Sabtu, 25 Februari 2012

Kim Yong-u



Agama Buddha mengajarkan bahwa orang yang tidak bekerja tidak boleh makan juga. Bangsa Korea telah lama membiasakan diri dengan agama Buddha sebagai bagian hidupnya, sehingga mereka sering merasa bangga akan hasil jerit payahnya. Pikiran seperti itu nampaknya dimiliki juga kaum pengemis pada masa lalu. Walau meminta-minta sisa makanan orang lain, tetapi mereka tidak ingin memakannya secara cuma-cuma.

Mereka berpendapat bahwa setidaknya menyanyikan sebuah lagu atau memberikan kontribusi dengan cara lain untuk meminta makanan. Atau, ketika ditawarkan makanan, mereka ingin membalasnya dengan hanya perbuatan menyapu halaman rumah si pemberi makanan itu.

Biasanya pengemis yang selalu berkeliling di pasar pada masa lalu sempat mengalami banyak hal. Sebab itu, mereka pintar menceritakan kisah dan bernyanyi juga. Namun demikian, tidak ada orang yang ingin belajar cara bernyanyi dari kaum pengemis.

Seorang musisi bernama Kim Yong-u menghidupkan kembali lagu-lagu yang hampir dilupakan dan diabaikan itu menjadi melodi menarik dan menyenangkan. Sekitar satu abad yang lalu, budaya Barat masuk ke Semenanjung Korea, musik tradisional Korea cenderung dianggap sebagai peninggalan zaman kuno. Ketika gerakan Saemaeul, kampanye perkembangan masyarakat Korea, sedang berlangsung pada tahun 1970-an, lagu-lagu tradisional seperti itu bahkan dianggap sebagai peninggalan yang harus dibuang.

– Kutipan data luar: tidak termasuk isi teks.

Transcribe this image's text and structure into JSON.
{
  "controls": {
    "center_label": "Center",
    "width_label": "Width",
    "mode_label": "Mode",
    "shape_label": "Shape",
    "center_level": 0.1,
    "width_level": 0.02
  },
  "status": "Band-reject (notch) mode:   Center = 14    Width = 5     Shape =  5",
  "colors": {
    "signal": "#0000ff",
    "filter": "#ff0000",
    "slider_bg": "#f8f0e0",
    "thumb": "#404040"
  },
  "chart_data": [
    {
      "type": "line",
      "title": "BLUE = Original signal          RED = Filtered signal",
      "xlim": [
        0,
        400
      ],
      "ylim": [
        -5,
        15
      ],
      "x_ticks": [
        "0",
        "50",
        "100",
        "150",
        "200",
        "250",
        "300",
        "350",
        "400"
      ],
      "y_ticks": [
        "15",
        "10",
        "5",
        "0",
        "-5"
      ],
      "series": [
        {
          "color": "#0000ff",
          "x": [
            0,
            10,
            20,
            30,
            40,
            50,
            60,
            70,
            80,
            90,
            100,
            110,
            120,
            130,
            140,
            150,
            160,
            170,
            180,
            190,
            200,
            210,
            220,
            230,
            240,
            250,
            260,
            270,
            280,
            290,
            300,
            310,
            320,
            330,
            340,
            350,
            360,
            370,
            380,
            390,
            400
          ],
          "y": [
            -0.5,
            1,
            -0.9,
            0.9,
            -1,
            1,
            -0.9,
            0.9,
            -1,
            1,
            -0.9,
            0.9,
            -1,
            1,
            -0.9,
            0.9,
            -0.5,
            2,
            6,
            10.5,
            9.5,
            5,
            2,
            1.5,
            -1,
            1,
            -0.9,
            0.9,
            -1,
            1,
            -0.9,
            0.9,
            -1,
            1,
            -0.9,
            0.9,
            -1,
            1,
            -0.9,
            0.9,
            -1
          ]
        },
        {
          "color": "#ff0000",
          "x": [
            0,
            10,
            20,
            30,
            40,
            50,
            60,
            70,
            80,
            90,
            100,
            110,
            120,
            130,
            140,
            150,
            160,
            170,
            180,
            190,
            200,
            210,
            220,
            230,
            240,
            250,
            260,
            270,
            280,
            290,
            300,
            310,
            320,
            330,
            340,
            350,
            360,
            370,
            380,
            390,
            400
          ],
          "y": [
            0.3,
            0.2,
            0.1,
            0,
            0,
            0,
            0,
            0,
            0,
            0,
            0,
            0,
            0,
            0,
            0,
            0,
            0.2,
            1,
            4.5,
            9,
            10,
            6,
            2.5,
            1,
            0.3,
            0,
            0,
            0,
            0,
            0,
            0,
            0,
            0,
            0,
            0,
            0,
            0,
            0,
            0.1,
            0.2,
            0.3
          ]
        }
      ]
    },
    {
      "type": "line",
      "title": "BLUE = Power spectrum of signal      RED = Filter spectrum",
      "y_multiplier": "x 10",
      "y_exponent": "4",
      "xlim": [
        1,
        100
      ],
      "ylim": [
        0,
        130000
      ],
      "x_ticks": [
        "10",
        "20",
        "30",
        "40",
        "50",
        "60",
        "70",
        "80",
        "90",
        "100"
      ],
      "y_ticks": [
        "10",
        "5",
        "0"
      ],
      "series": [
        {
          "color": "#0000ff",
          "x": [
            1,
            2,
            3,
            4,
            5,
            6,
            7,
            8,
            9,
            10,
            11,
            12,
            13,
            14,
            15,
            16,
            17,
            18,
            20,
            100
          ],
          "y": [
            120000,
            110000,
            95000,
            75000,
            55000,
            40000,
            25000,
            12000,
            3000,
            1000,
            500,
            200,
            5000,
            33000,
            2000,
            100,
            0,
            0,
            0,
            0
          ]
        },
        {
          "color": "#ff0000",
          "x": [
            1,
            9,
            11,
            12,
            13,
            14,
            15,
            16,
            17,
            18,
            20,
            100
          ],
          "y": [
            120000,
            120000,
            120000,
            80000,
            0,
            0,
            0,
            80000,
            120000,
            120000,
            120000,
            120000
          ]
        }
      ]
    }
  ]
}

Tetapi pada tahun 1980-an, kaum muda-mudi mulai menaruh perhatian pada tradisi dan sebuah grup musik bernama 'Seulgidung' menarik perhatian publik dengan lagu-lagu pop yang mengharmonisasikan melodi musik tradisional dan Barat.

Setelah tahun 1990-an, penyanyi Kim Yong-u menggerakkan hati pemuda-pemudi dengan lagu-lagu rakyat yang disusun kembali dengan gaya baru. Sampai saat itu, kebanyakan orang menanggap lagu rakyat itu membosankan dan hanya generasi tua saja berminat. Padahal, lagu-lagu gaya Kim Yong-u disertai iringan musik akapela, permainan drum atau piano, sehingga memberi kesan bahwa musik tradisional bernuansa baru dan segar.

Ketika masih duduk di bangku SD, dia belajar bermain gong kecil yang bernama Kkwaenggwari. Waktu di SMP, dia mulai belajar bermain suling Korea, bermain Piri dan mengambil Piri sebagai spesialisasinya di Sekolah Menengah Musik Klasik Nasional.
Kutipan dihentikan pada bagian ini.